7. Posted by 健太郎   2007年01月08日 20:29
4 TB&コメントありがとうございました。
これは好みの問題になるので、私は無差別な呪ではなく、「因果応報」だったのを高く評価しています。
やはりこれはタイのお国柄ですね。

ちなみに、タイ映画のお勧めはパン兄弟の『レイン』です。
アクションでもホラーでもないタイ映画もいいですよ。
蔵六さん系(どんな系統や)でしたら『怪盗ブラックタイガー』もお勧めです。
タイでウエスタンですよ。
8. Posted by 蔵六   2007年01月09日 19:30
>健太郎さん

 こんばんは!

 一応書いておきますが僕も因果応報の怪談話は好きですよ。中川信夫監督の『東海道四谷怪談』なんて毎年お盆の時期に観返していますし、今度公開される中田秀夫監督の『怪談』も凄く楽しみですし。
 ただ今回の映画は無差別型の方が面白いかなと思ったのでちょっと乗れなかっただけで・・・。

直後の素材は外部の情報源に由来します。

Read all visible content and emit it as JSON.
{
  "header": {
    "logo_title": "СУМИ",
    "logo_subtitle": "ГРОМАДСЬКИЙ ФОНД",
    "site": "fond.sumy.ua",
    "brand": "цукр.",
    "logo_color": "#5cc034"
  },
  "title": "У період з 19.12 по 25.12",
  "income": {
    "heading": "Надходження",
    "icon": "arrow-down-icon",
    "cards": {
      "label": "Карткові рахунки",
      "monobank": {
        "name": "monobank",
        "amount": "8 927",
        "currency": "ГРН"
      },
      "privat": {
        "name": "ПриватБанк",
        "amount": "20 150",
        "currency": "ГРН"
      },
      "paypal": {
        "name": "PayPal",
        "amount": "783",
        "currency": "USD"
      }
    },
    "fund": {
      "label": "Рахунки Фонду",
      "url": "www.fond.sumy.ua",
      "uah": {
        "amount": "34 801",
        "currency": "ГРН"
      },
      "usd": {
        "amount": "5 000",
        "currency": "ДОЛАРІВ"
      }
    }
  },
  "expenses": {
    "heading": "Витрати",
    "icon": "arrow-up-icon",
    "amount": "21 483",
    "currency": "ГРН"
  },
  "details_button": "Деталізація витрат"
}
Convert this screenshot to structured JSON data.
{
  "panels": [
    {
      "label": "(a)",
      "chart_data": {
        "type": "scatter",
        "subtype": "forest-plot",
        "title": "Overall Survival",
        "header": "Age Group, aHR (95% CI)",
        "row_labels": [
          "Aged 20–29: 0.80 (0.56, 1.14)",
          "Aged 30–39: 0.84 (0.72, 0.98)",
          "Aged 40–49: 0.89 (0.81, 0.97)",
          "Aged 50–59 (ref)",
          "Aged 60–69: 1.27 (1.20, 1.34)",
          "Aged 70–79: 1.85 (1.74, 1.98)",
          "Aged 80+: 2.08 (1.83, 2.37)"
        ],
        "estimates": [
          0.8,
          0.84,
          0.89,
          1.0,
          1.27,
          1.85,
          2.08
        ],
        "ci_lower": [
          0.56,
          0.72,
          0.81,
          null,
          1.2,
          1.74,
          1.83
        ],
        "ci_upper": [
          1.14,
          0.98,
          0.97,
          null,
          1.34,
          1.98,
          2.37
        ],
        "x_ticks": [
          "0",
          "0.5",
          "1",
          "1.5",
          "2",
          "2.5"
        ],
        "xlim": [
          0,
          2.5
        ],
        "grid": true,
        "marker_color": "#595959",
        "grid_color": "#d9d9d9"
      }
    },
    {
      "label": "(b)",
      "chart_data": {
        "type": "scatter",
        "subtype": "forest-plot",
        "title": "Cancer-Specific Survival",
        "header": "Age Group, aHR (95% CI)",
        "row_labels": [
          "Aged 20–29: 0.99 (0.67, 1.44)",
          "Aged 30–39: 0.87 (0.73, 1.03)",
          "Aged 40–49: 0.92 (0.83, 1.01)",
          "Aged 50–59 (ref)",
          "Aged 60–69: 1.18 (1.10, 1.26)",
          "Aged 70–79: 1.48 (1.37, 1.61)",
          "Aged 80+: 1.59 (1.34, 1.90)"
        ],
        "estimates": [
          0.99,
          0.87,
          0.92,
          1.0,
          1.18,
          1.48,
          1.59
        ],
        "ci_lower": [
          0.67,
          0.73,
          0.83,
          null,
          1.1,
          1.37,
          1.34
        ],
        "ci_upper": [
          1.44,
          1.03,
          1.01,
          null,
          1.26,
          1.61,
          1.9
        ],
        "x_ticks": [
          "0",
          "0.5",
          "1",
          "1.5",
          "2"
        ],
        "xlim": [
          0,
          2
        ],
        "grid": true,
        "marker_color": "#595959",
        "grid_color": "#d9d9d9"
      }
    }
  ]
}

 パン兄弟の『レイン』は観ていないですね。公開されていた事は覚えていますが、何故か観に行かなかった。パン兄弟の作品は評判も良いらしいので一度観てみようと思います。
 『怪盗ブラックタイガー』もそういえば名古屋で上映してた!あっと言う間に上映終了しちゃったけど(笑)。意外とタイ映画見逃してますね。
9. Posted by とらねこ   2007年04月13日 22:32
3 1/2
蔵六さん、こんばんは♪
これ、蔵六さんのこの文を読んで、見たいな〜と思ってたのでした。
随分と前に一度きり読んだはずなのに、似たようなこと言ってしまいました。
そうなんですよね、こんな風に、一度読むと、やっぱり覚えているのか、身になっているというか、似たような思考になってしまっているんだなあ・・・。

ところで、パン兄弟はまだ見てないですか?『the EYE アイ』は見られました?私も、結構好きですよ。ダニー・パンの方だったかな、もともとCGアーティストだったらしく、ビジュアル凝ってて好きです。

あと、この前フリって、どんな意味があったのでしょう?妄想ですよね?
10. Posted by 蔵六   2007年04月14日 10:16
>とらねこさん

 こんにちは。

 一度読んでもらった事が記憶に残っていたなんて光栄です。書いた本人がどんなことを書いたのか忘れていたのに(笑)
 
 パン兄弟の作品は実は観てません。最近レンタルビデオに行く習慣がなくなってしまったからなかなか旧作までは手が回らず、劇場公開を逃しちゃうとそのままスルーしてしまうことが増えてきているので・・・ヴィジュアルが凝っていますか。
 そういえば『the EYE』ってハリウッドでリメイクされるんじゃなかったでしたっけ?中田秀夫監督で。どうなったんだろう?

 それと前フリに書いた内容は妄想だと思います?僕が写真を撮られるのを極端に嫌う理由はそこにあるのですが・・・ですから学生時代の写真ってほとんど無いんじゃないかな。